Hasn’t he done well though? Baby jogger (Pramsolo) with all his belongings and relying on the amazing kindness of locals that he meets. He has had great press and some well deserved attention here and there from the BBC, the Boston Globe, Sky News and the Daily Star amongst others. He has completed the Boston Marathon and the big turn around at Marshall Point Lighthouse. The biggest struggle, to turn around after all that excitement and feel like he’s starting again for the 3rd leg/crossing. He’s still doing it though; He’s still out there, pushing a jogger and running 35+ miles a day on his own. I feel less guilty and actually believe it to have been a good thing. At least he knows he can truly manage unsupported and that is yet another challenge he overcame.
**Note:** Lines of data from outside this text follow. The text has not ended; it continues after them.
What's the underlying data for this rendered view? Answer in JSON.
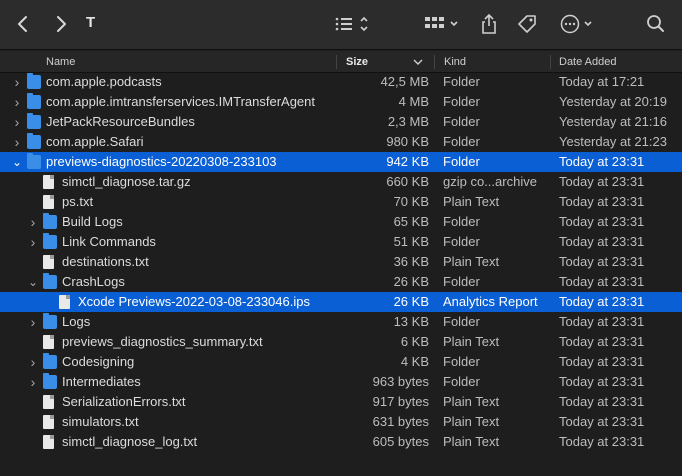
{
  "toolbar": {
    "title": "T",
    "back_icon": "chevron-left-icon",
    "forward_icon": "chevron-right-icon",
    "list_view_icon": "list-icon",
    "group_icon": "grid-icon",
    "share_icon": "share-icon",
    "tag_icon": "tag-icon",
    "more_icon": "ellipsis-circle-icon",
    "search_icon": "search-icon"
  },
  "columns": {
    "name": "Name",
    "size": "Size",
    "kind": "Kind",
    "date": "Date Added"
  },
  "colors": {
    "selection": "#0a5fd4",
    "folder": "#3b8ee8",
    "background": "#1e1e1e"
  },
  "rows": [
    {
      "name": "com.apple.podcasts",
      "size": "42,5 MB",
      "kind": "Folder",
      "date": "Today at 17:21",
      "type": "folder",
      "level": 0,
      "expanded": false
    },
    {
      "name": "com.apple.imtransferservices.IMTransferAgent",
      "size": "4 MB",
      "kind": "Folder",
      "date": "Yesterday at 20:19",
      "type": "folder",
      "level": 0,
      "expanded": false
    },
    {
      "name": "JetPackResourceBundles",
      "size": "2,3 MB",
      "kind": "Folder",
      "date": "Yesterday at 21:16",
      "type": "folder",
      "level": 0,
      "expanded": false
    },
    {
      "name": "com.apple.Safari",
      "size": "980 KB",
      "kind": "Folder",
      "date": "Yesterday at 21:23",
      "type": "folder",
      "level": 0,
      "expanded": false
    },
    {
      "name": "previews-diagnostics-20220308-233103",
      "size": "942 KB",
      "kind": "Folder",
      "date": "Today at 23:31",
      "type": "folder",
      "level": 0,
      "expanded": true,
      "selected": true
    },
    {
      "name": "simctl_diagnose.tar.gz",
      "size": "660 KB",
      "kind": "gzip co...archive",
      "date": "Today at 23:31",
      "type": "file",
      "level": 1
    },
    {
      "name": "ps.txt",
      "size": "70 KB",
      "kind": "Plain Text",
      "date": "Today at 23:31",
      "type": "file",
      "level": 1
    },
    {
      "name": "Build Logs",
      "size": "65 KB",
      "kind": "Folder",
      "date": "Today at 23:31",
      "type": "folder",
      "level": 1,
      "expanded": false
    },
    {
      "name": "Link Commands",
      "size": "51 KB",
      "kind": "Folder",
      "date": "Today at 23:31",
      "type": "folder",
      "level": 1,
      "expanded": false
    },
    {
      "name": "destinations.txt",
      "size": "36 KB",
      "kind": "Plain Text",
      "date": "Today at 23:31",
      "type": "file",
      "level": 1
    },
    {
      "name": "CrashLogs",
      "size": "26 KB",
      "kind": "Folder",
      "date": "Today at 23:31",
      "type": "folder",
      "level": 1,
      "expanded": true
    },
    {
      "name": "Xcode Previews-2022-03-08-233046.ips",
      "size": "26 KB",
      "kind": "Analytics Report",
      "date": "Today at 23:31",
      "type": "file",
      "level": 2,
      "selected": true
    },
    {
      "name": "Logs",
      "size": "13 KB",
      "kind": "Folder",
      "date": "Today at 23:31",
      "type": "folder",
      "level": 1,
      "expanded": false
    },
    {
      "name": "previews_diagnostics_summary.txt",
      "size": "6 KB",
      "kind": "Plain Text",
      "date": "Today at 23:31",
      "type": "file",
      "level": 1
    },
    {
      "name": "Codesigning",
      "size": "4 KB",
      "kind": "Folder",
      "date": "Today at 23:31",
      "type": "folder",
      "level": 1,
      "expanded": false
    },
    {
      "name": "Intermediates",
      "size": "963 bytes",
      "kind": "Folder",
      "date": "Today at 23:31",
      "type": "folder",
      "level": 1,
      "expanded": false
    },
    {
      "name": "SerializationErrors.txt",
      "size": "917 bytes",
      "kind": "Plain Text",
      "date": "Today at 23:31",
      "type": "file",
      "level": 1
    },
    {
      "name": "simulators.txt",
      "size": "631 bytes",
      "kind": "Plain Text",
      "date": "Today at 23:31",
      "type": "file",
      "level": 1
    },
    {
      "name": "simctl_diagnose_log.txt",
      "size": "605 bytes",
      "kind": "Plain Text",
      "date": "Today at 23:31",
      "type": "file",
      "level": 1
    }
  ]
}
I have been looking through all our photos since the start in September and realising what an amazing adventure we’ve had so far. I’m really excited to get back out there and see the sights and meet some more amazing people, so I will be returning (all being well) to support him again in July. I have to, for so many reasons but mostly because I love him and I would like to think that I would always help those that I love, to live their dreams. This has been a challenge on our relationship; The daily close proximity to the extreme distance, The feelings of uneven support, the bank balance nearing zero, the waiting around for our next adventure but I am in total awe of what he is achieving. I get to burst with pride at every new stage he reaches and I get to hear him tell me exciting stories about his day instead of not having anything interesting to talk about. Yes, sometimes I wish it was all over but mostly, just thinking about this ‘Forrest Gump run’ just brings a massive smile to my face and let’s be honest, a normal 9-5 life, just wouldn’t cut the mustard.